Leonard William Harris (born 22 September 1943) is an Australian politician who was a One Nation Senator representing the state of Queensland from 1999 until 2005. He took his seat in September 1999, after a successful challenge to the election in October 1998 of Heather Hill, on the basis that, although a naturalised Australian, she had not renounced her childhood United Kingdom citizenship and was thus ineligible to sit in the Australian Parliament.

==Political career==
Harris was born in Brisbane and was a self-employed businessman and gold miner. Prior to being chosen as the number two Senate candidate for One Nation at the 1998 election, he was an unsuccessful candidate at the 1997 Australian Constitutional Convention election, running as an ungrouped candidate on the "Retention of the Existing Constitution" ticket.
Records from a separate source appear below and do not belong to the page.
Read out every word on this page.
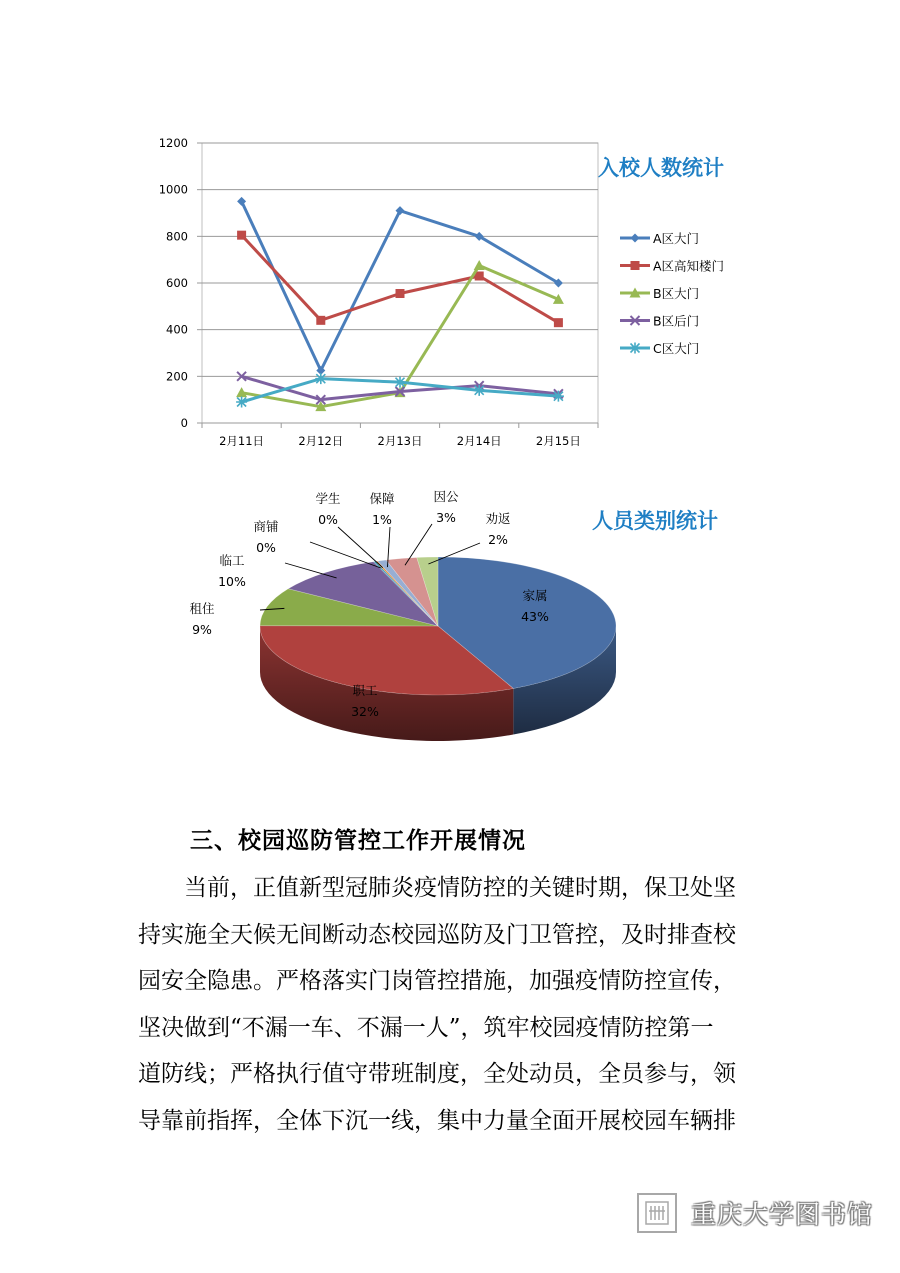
0
200
400
600
800
1000
1200
2月11日	2月12日	2月13日	2月14日	2月15日
入校人数统计
A区大门
A区高知楼门
B区大门
B区后门
C区大门
人员类别统计
家属
43%
职工
32%
租住
9%
临工
10%
商铺
0%
学生
0%
保障
1%
因公
3% 劝返
2%
三、校园巡防管控工作开展情况

　　当前，正值新型冠肺炎疫情防控的关键时期，保卫处坚
持实施全天候无间断动态校园巡防及门卫管控，及时排查校
园安全隐患。严格落实门岗管控措施，加强疫情防控宣传，
坚决做到“不漏一车、不漏一人”，筑牢校园疫情防控第一
道防线；严格执行值守带班制度，全处动员，全员参与，领
导靠前指挥，全体下沉一线，集中力量全面开展校园车辆排

重庆大学图书馆
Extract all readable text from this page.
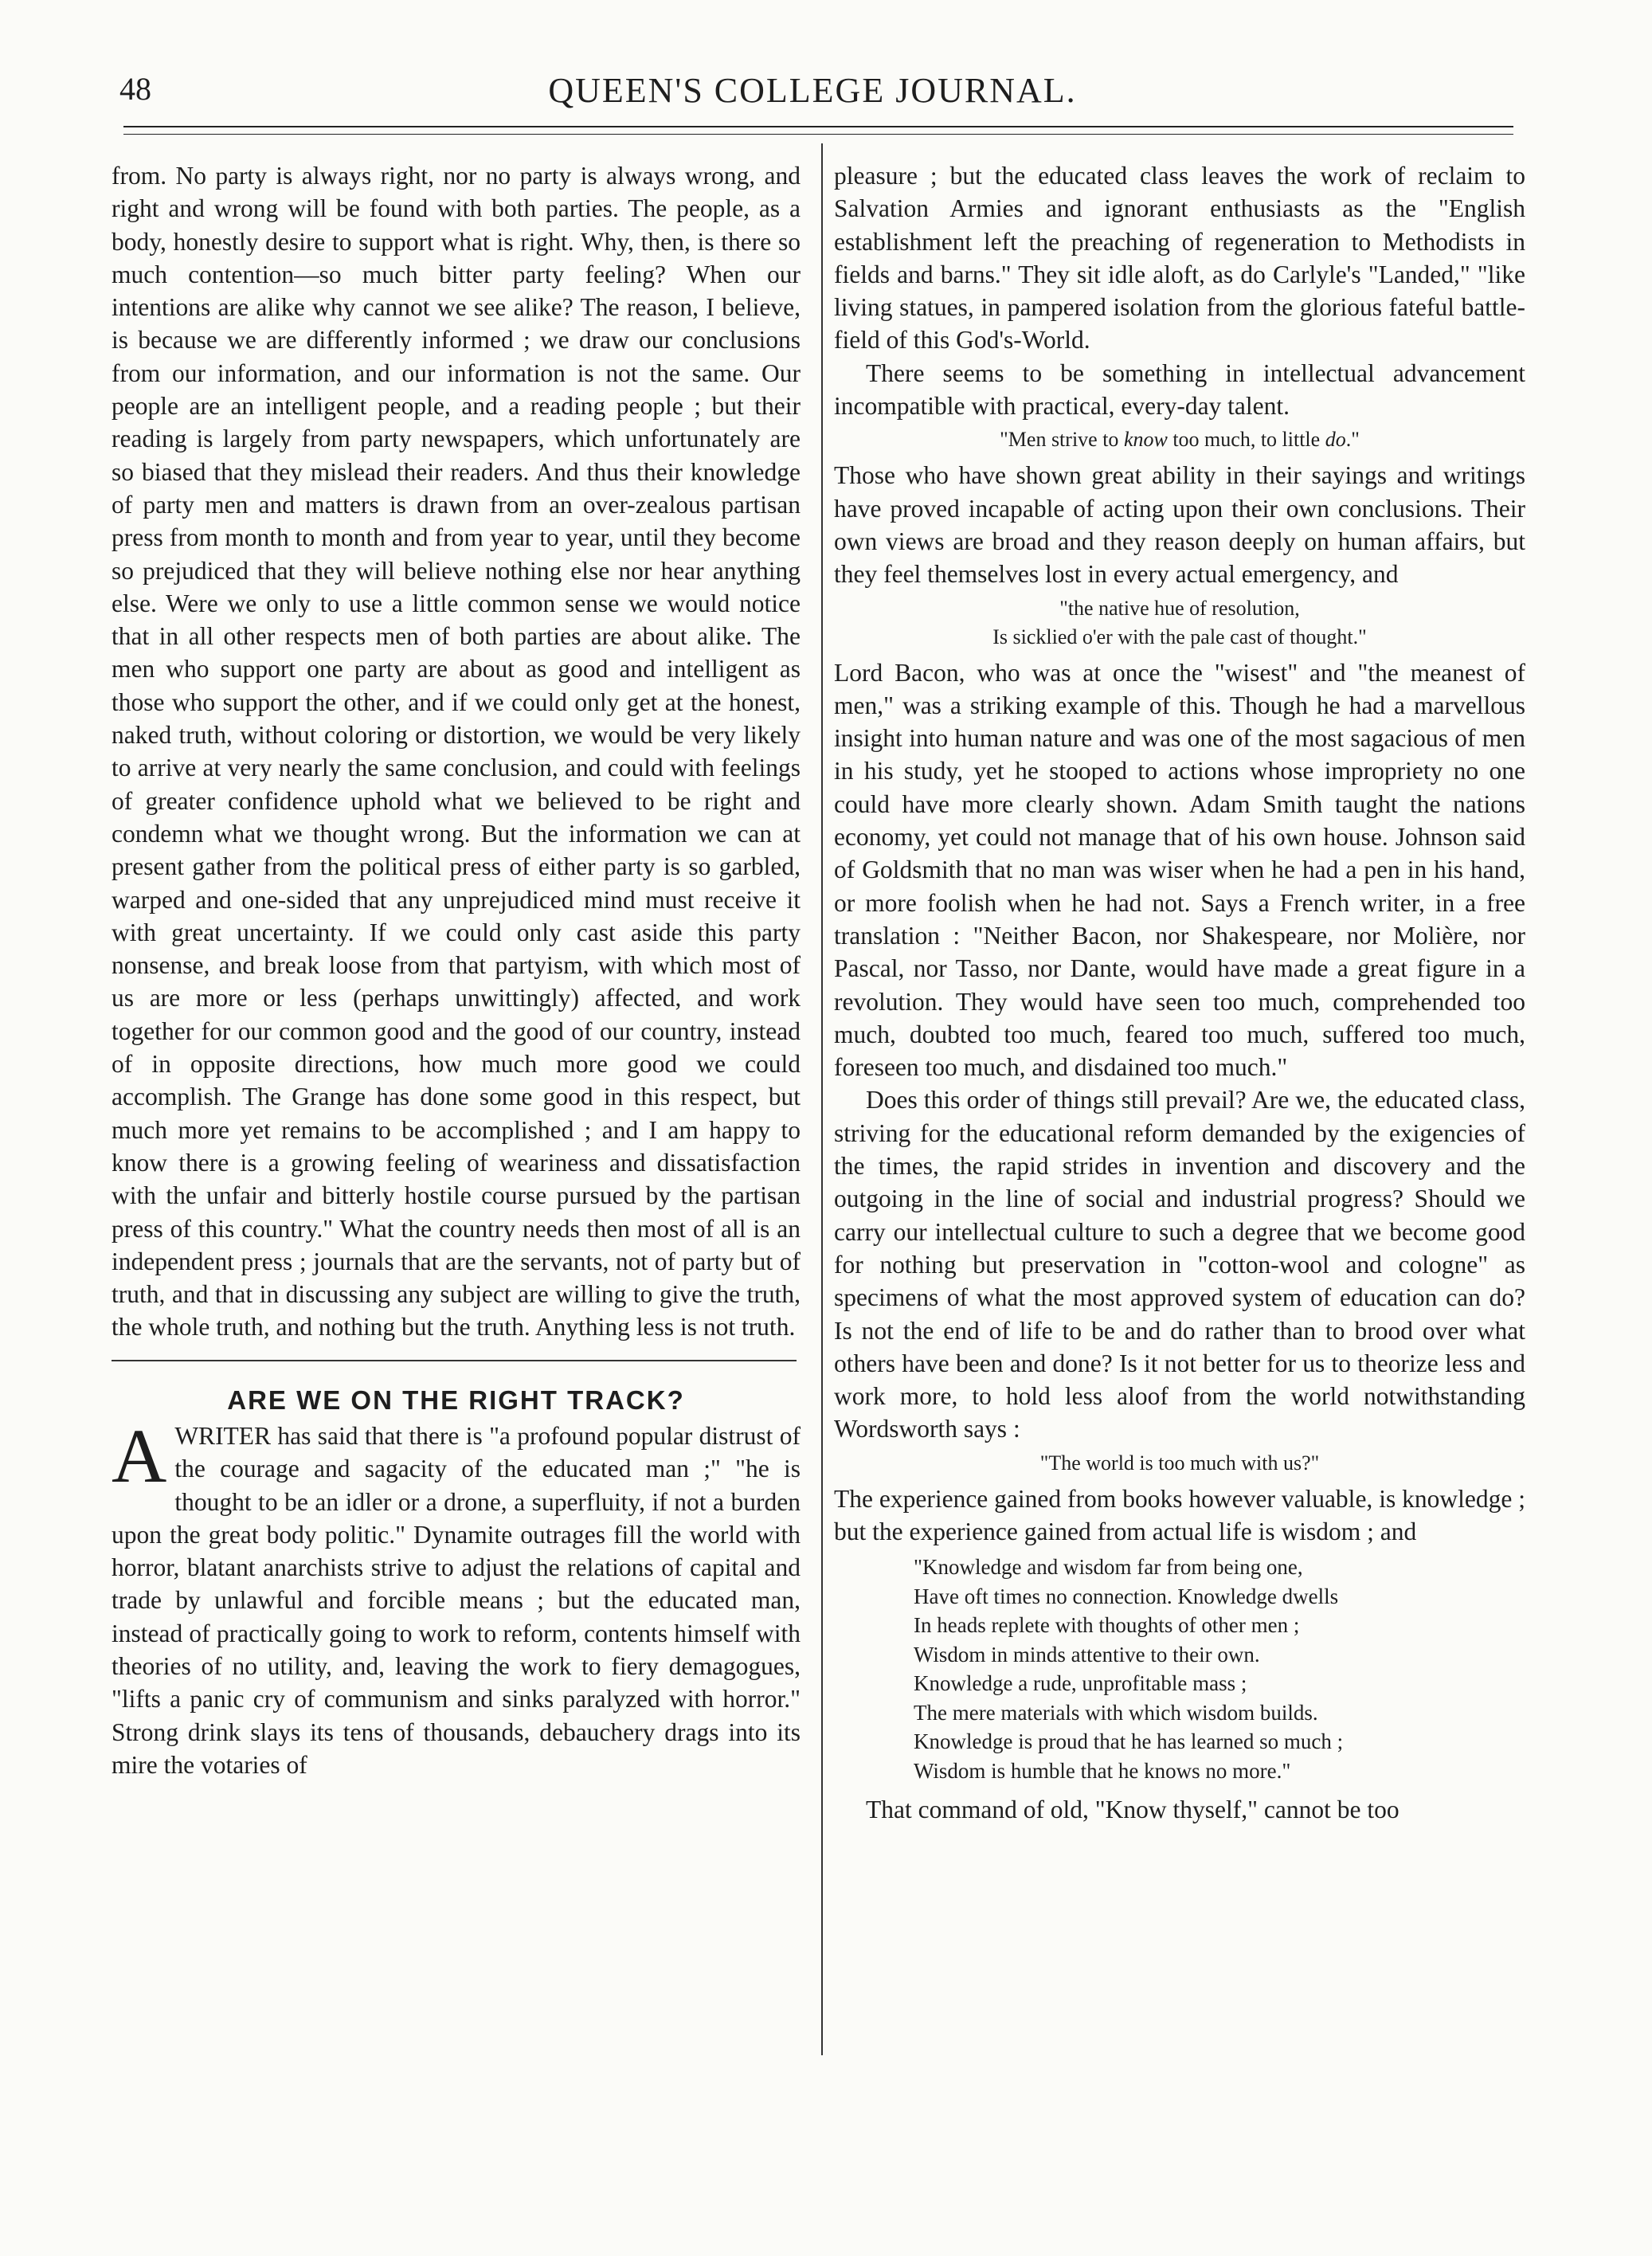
48	QUEEN'S COLLEGE JOURNAL.

from. No party is always right, nor no party is always wrong, and right and wrong will be found with both parties. The people, as a body, honestly desire to support what is right. Why, then, is there so much contention—so much bitter party feeling? When our intentions are alike why cannot we see alike? The reason, I believe, is because we are differently informed ; we draw our conclusions from our information, and our information is not the same. Our people are an intelligent people, and a reading people ; but their reading is largely from party newspapers, which unfortunately are so biased that they mislead their readers. And thus their knowledge of party men and matters is drawn from an over-zealous partisan press from month to month and from year to year, until they become so prejudiced that they will believe nothing else nor hear anything else. Were we only to use a little common sense we would notice that in all other respects men of both parties are about alike. The men who support one party are about as good and intelligent as those who support the other, and if we could only get at the honest, naked truth, without coloring or distortion, we would be very likely to arrive at very nearly the same conclusion, and could with feelings of greater confidence uphold what we believed to be right and condemn what we thought wrong. But the information we can at present gather from the political press of either party is so garbled, warped and one-sided that any unprejudiced mind must receive it with great uncertainty. If we could only cast aside this party nonsense, and break loose from that partyism, with which most of us are more or less (perhaps unwittingly) affected, and work together for our common good and the good of our country, instead of in opposite directions, how much more good we could accomplish. The Grange has done some good in this respect, but much more yet remains to be accomplished ; and I am happy to know there is a growing feeling of weariness and dissatisfaction with the unfair and bitterly hostile course pursued by the partisan press of this country." What the country needs then most of all is an independent press ; journals that are the servants, not of party but of truth, and that in discussing any subject are willing to give the truth, the whole truth, and nothing but the truth. Anything less is not truth.

ARE WE ON THE RIGHT TRACK?

AWRITER has said that there is "a profound popular distrust of the courage and sagacity of the educated man ;" "he is thought to be an idler or a drone, a superfluity, if not a burden upon the great body politic." Dynamite outrages fill the world with horror, blatant anarchists strive to adjust the relations of capital and trade by unlawful and forcible means ; but the educated man, instead of practically going to work to reform, contents himself with theories of no utility, and, leaving the work to fiery demagogues, "lifts a panic cry of communism and sinks paralyzed with horror." Strong drink slays its tens of thousands, debauchery drags into its mire the votaries of

pleasure ; but the educated class leaves the work of reclaim to Salvation Armies and ignorant enthusiasts as the "English establishment left the preaching of regeneration to Methodists in fields and barns." They sit idle aloft, as do Carlyle's "Landed," "like living statues, in pampered isolation from the glorious fateful battle-field of this God's-World.

There seems to be something in intellectual advancement incompatible with practical, every-day talent.

"Men strive to know too much, to little do."

Those who have shown great ability in their sayings and writings have proved incapable of acting upon their own conclusions. Their own views are broad and they reason deeply on human affairs, but they feel themselves lost in every actual emergency, and

"the native hue of resolution,
Is sicklied o'er with the pale cast of thought."

Lord Bacon, who was at once the "wisest" and "the meanest of men," was a striking example of this. Though he had a marvellous insight into human nature and was one of the most sagacious of men in his study, yet he stooped to actions whose impropriety no one could have more clearly shown. Adam Smith taught the nations economy, yet could not manage that of his own house. Johnson said of Goldsmith that no man was wiser when he had a pen in his hand, or more foolish when he had not. Says a French writer, in a free translation : "Neither Bacon, nor Shakespeare, nor Molière, nor Pascal, nor Tasso, nor Dante, would have made a great figure in a revolution. They would have seen too much, comprehended too much, doubted too much, feared too much, suffered too much, foreseen too much, and disdained too much."

Does this order of things still prevail? Are we, the educated class, striving for the educational reform demanded by the exigencies of the times, the rapid strides in invention and discovery and the outgoing in the line of social and industrial progress? Should we carry our intellectual culture to such a degree that we become good for nothing but preservation in "cotton-wool and cologne" as specimens of what the most approved system of education can do? Is not the end of life to be and do rather than to brood over what others have been and done? Is it not better for us to theorize less and work more, to hold less aloof from the world notwithstanding Wordsworth says :

"The world is too much with us?"

The experience gained from books however valuable, is knowledge ; but the experience gained from actual life is wisdom ; and

"Knowledge and wisdom far from being one,
Have oft times no connection. Knowledge dwells
In heads replete with thoughts of other men ;
Wisdom in minds attentive to their own.
Knowledge a rude, unprofitable mass ;
The mere materials with which wisdom builds.
Knowledge is proud that he has learned so much ;
Wisdom is humble that he knows no more."

That command of old, "Know thyself," cannot be too
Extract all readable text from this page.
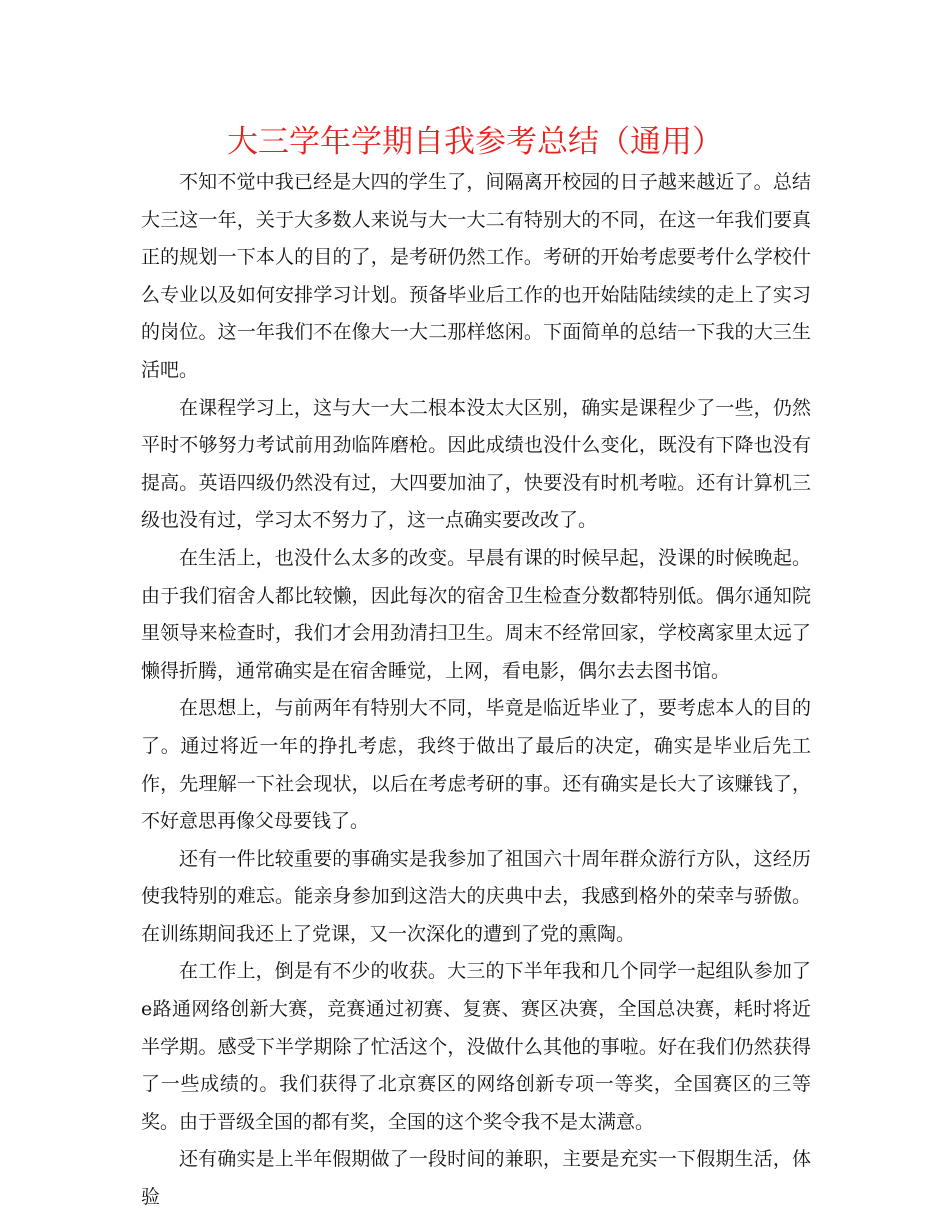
大三学年学期自我参考总结（通用）

不知不觉中我已经是大四的学生了，间隔离开校园的日子越来越近了。总结大三这一年，关于大多数人来说与大一大二有特别大的不同，在这一年我们要真正的规划一下本人的目的了，是考研仍然工作。考研的开始考虑要考什么学校什么专业以及如何安排学习计划。预备毕业后工作的也开始陆陆续续的走上了实习的岗位。这一年我们不在像大一大二那样悠闲。下面简单的总结一下我的大三生活吧。

在课程学习上，这与大一大二根本没太大区别，确实是课程少了一些，仍然平时不够努力考试前用劲临阵磨枪。因此成绩也没什么变化，既没有下降也没有提高。英语四级仍然没有过，大四要加油了，快要没有时机考啦。还有计算机三级也没有过，学习太不努力了，这一点确实要改改了。

在生活上，也没什么太多的改变。早晨有课的时候早起，没课的时候晚起。由于我们宿舍人都比较懒，因此每次的宿舍卫生检查分数都特别低。偶尔通知院里领导来检查时，我们才会用劲清扫卫生。周末不经常回家，学校离家里太远了懒得折腾，通常确实是在宿舍睡觉，上网，看电影，偶尔去去图书馆。

在思想上，与前两年有特别大不同，毕竟是临近毕业了，要考虑本人的目的了。通过将近一年的挣扎考虑，我终于做出了最后的决定，确实是毕业后先工作，先理解一下社会现状，以后在考虑考研的事。还有确实是长大了该赚钱了，不好意思再像父母要钱了。

还有一件比较重要的事确实是我参加了祖国六十周年群众游行方队，这经历使我特别的难忘。能亲身参加到这浩大的庆典中去，我感到格外的荣幸与骄傲。在训练期间我还上了党课，又一次深化的遭到了党的熏陶。

在工作上，倒是有不少的收获。大三的下半年我和几个同学一起组队参加了e路通网络创新大赛，竞赛通过初赛、复赛、赛区决赛，全国总决赛，耗时将近半学期。感受下半学期除了忙活这个，没做什么其他的事啦。好在我们仍然获得了一些成绩的。我们获得了北京赛区的网络创新专项一等奖，全国赛区的三等奖。由于晋级全国的都有奖，全国的这个奖令我不是太满意。

还有确实是上半年假期做了一段时间的兼职，主要是充实一下假期生活，体验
He came briefly to prominence during the 2003 debate on the legislative reforms to tertiary education, proposed by federal Education Minister Brendan Nelson. After initially indicating he would vote against the legislation, Harris later changed his mind and allowed the reform package to pass, much to the annoyance of student organisations.

By the time of the 2004 election One Nation was seriously in decline, and Harris was expected to struggle to retain his seat. With a drastic fall in the One Nation vote nationally, he lost his seat, polling only 0.2 of a quota. His term expired on 30 June 2005.